Bethel Child Care and Services of Lowell adopted Singlish, a music program designed to improve English and literacy skills. The program consists of music CDs and sing-along posters; as the kids sing to their favorite songs, they learn the written word through the posters. Bethel also distributed these CDs to the kids' parents to engage them in the education of their children and also to increase exposure."The-itsy-bitsy-spider-went-up-the-water-sprout," sang the children at a certified Bethel Child Center in Lowell. Even though they were not old enough to read, they associated what they sang to the words on the poster.
The purchase of the educational song kits were made possible through a grant given to PACE -- a nonprofit organization dedicated to advancing early education programs for underprivileged kids from the state's Child Care Quality Fund. Money from the Child Care Quality Fund comes from the sale of "Invest in Children" specialty license plates.

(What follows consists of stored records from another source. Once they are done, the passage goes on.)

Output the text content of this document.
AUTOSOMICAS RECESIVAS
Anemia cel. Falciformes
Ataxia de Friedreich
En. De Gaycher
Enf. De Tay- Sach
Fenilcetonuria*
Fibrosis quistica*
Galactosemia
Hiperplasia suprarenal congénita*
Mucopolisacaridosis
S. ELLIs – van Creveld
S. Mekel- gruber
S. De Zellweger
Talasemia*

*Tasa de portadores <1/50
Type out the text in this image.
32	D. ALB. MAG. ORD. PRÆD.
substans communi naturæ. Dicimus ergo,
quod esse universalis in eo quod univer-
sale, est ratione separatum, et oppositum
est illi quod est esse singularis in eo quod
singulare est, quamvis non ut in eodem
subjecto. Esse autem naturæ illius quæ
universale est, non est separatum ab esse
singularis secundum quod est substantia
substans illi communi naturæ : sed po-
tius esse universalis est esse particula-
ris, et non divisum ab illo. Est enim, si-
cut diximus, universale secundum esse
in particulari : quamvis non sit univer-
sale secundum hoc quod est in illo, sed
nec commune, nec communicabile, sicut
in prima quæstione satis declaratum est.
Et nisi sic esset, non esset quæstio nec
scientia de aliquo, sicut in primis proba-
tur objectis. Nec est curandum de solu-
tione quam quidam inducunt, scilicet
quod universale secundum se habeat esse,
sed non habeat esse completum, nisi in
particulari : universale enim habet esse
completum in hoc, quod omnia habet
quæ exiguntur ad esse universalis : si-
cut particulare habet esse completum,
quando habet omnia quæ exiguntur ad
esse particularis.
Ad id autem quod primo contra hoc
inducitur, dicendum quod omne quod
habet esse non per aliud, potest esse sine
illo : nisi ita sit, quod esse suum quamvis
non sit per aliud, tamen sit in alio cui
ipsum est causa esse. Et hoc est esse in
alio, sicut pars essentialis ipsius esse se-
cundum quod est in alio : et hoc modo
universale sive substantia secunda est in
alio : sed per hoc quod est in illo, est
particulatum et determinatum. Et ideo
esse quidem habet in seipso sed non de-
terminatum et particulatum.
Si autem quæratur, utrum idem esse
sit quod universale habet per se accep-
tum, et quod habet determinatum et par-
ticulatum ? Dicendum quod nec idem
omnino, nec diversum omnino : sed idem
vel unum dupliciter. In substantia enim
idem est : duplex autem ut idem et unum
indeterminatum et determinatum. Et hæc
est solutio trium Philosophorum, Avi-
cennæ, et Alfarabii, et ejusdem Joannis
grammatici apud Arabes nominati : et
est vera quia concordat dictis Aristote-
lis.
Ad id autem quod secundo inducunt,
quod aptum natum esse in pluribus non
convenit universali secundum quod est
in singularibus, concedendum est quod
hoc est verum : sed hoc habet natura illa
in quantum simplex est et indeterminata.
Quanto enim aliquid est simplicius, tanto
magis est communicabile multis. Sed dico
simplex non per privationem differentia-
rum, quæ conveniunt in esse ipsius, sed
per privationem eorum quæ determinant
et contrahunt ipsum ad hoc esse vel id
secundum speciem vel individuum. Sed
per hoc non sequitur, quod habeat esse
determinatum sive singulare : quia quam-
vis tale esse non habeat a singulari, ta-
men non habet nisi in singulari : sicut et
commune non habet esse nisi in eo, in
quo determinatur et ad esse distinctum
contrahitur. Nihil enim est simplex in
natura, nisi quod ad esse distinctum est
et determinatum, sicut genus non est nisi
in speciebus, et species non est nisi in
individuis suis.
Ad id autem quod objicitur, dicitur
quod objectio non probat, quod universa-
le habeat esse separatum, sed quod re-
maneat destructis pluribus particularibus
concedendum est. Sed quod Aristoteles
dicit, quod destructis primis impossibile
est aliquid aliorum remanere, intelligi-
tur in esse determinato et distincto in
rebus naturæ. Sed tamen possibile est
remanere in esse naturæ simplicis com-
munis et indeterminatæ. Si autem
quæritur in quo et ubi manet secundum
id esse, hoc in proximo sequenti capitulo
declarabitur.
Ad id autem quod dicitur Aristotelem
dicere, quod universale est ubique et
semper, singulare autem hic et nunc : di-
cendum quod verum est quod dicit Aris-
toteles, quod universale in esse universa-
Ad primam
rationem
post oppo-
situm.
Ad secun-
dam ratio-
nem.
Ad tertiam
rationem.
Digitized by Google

Little Sprouts Inc. took on the FUNdamentals of Music and Movement Program. With the FUNdamentals curriculum kids each week participate in a half-hour music class where they sing songs in other languages, learn music theory, play a variety of instruments and learn dance moves.
"G-cleff" screamed the children at Little Sprouts when Wyndy Jones, their music teacher, drew the note "G" on the board. "And where does he live?" asked Jones. "On a staff," the children responded, signaling the spot of the musical scale where the note resides.